Features are fields inside documents produced by feature extractors. They include vectors and payload attributes that power retrieval, enrichment, and analytics.
Overview
- Where features live: Inside collection documents (not standalone). Documents are written by extractors during processing.
- What features are: Model outputs such as vectors (dense/sparse/multi) and structured payload fields.
- Configured by: The collection’s feature extractors and index definitions.
Feature anatomy (in a document)
A document stores features as payload fields and vectors. Exact paths depend on the collection’s extractor configuration and feature addresses.- Vectors are stored under configured vector field names and indexed per the collection’s vector indexes.
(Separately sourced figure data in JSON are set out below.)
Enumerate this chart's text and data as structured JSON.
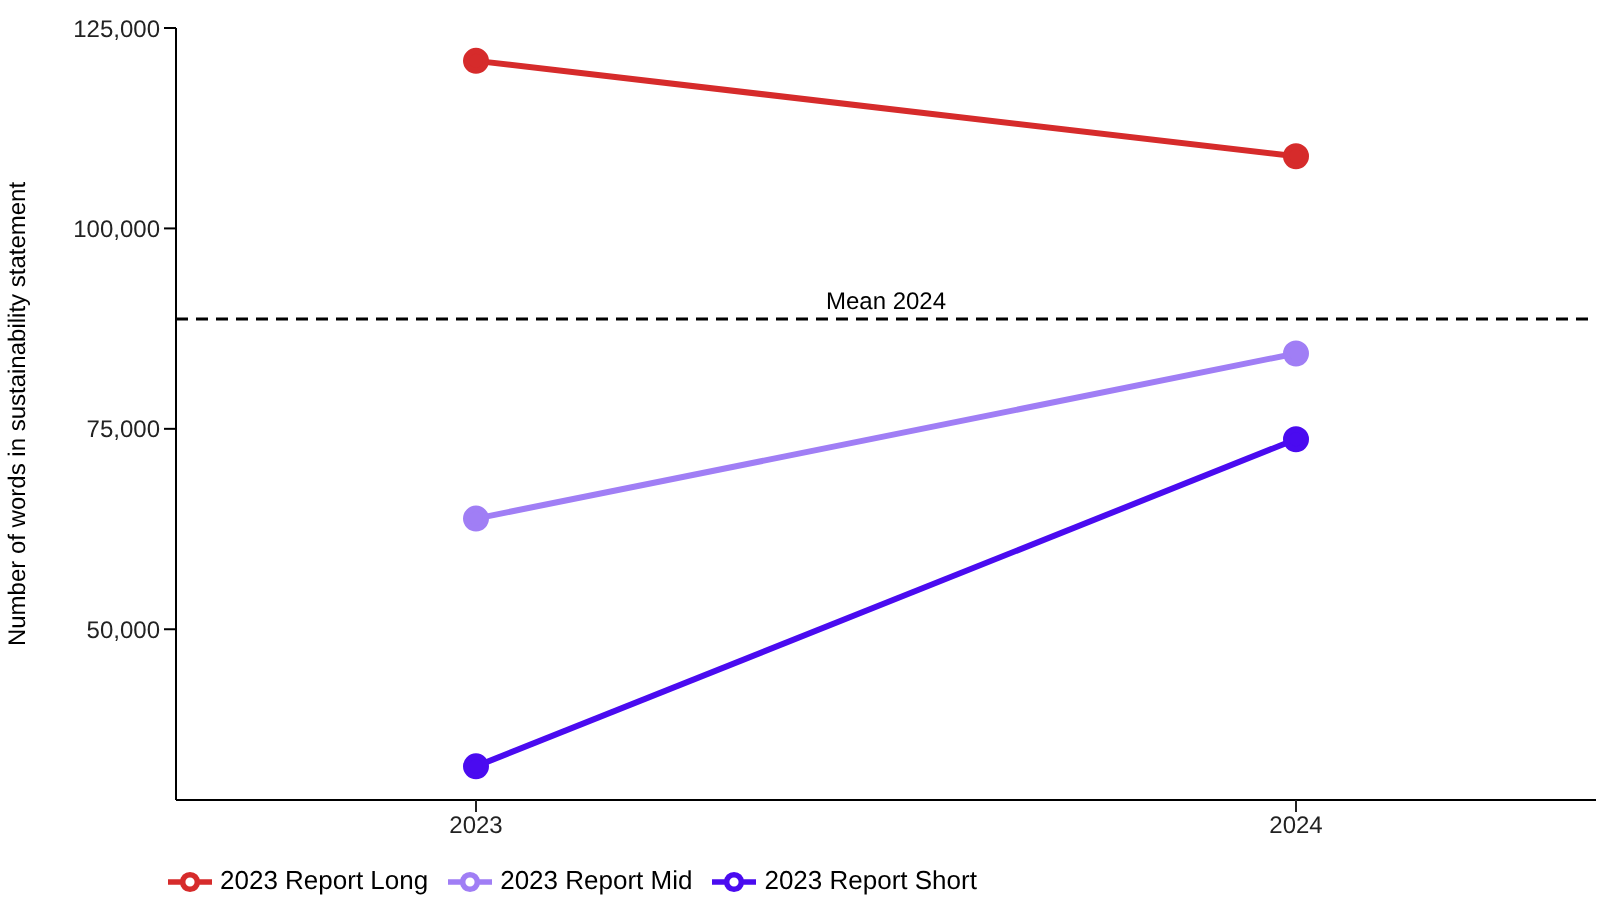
{
  "chart_data": {
    "type": "line",
    "categories": [
      "2023",
      "2024"
    ],
    "ylabel": "Number of words in sustainability statement",
    "ylim": [
      28700,
      125000
    ],
    "yticks": [
      {
        "value": 50000,
        "label": "50,000"
      },
      {
        "value": 75000,
        "label": "75,000"
      },
      {
        "value": 100000,
        "label": "100,000"
      },
      {
        "value": 125000,
        "label": "125,000"
      }
    ],
    "series": [
      {
        "name": "2023 Report Long",
        "color": "#d62b2b",
        "values": [
          120900,
          109000
        ]
      },
      {
        "name": "2023 Report Mid",
        "color": "#a07ef5",
        "values": [
          63800,
          84400
        ]
      },
      {
        "name": "2023 Report Short",
        "color": "#4a0bf0",
        "values": [
          32900,
          73700
        ]
      }
    ],
    "ref_lines": [
      {
        "axis": "y",
        "value": 88700,
        "label": "Mean 2024",
        "line_style": "dashed",
        "color": "#000000"
      }
    ],
    "grid": false,
    "legend": "bottom left",
    "marker": "circle",
    "line_style": "solid"
  }
}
- Non-vector outputs (payload) are stored as normal document fields under
features
or other configured paths.
Describe features for a collection
Get feature addresses and metadata available in a collection.- API: Describe Collection Features
- Method: GET
- Path:
/v1/collections/{collection_identifier}/features
- Reference: API Reference
Discover feature extractors
Browse supported extractors and their input/output schemas.- List Extractors: API Reference
- Get Extractor by Name: API Reference
Used by
- Retrievers: Execute vector/payload search over features in documents (Retrievers).
- Taxonomies: Join/enrich using configured feature fields (Taxonomies).
- Clusters: Build similarity groups over feature vectors (Clusters).
Best practices
- Pick extractors per modality: Text, images, audio, and video often need different models.
- Version your models: Prefer new collections or reprocessing when changing model versions.
- Name feature fields clearly: Stable field names simplify retriever and taxonomy configs.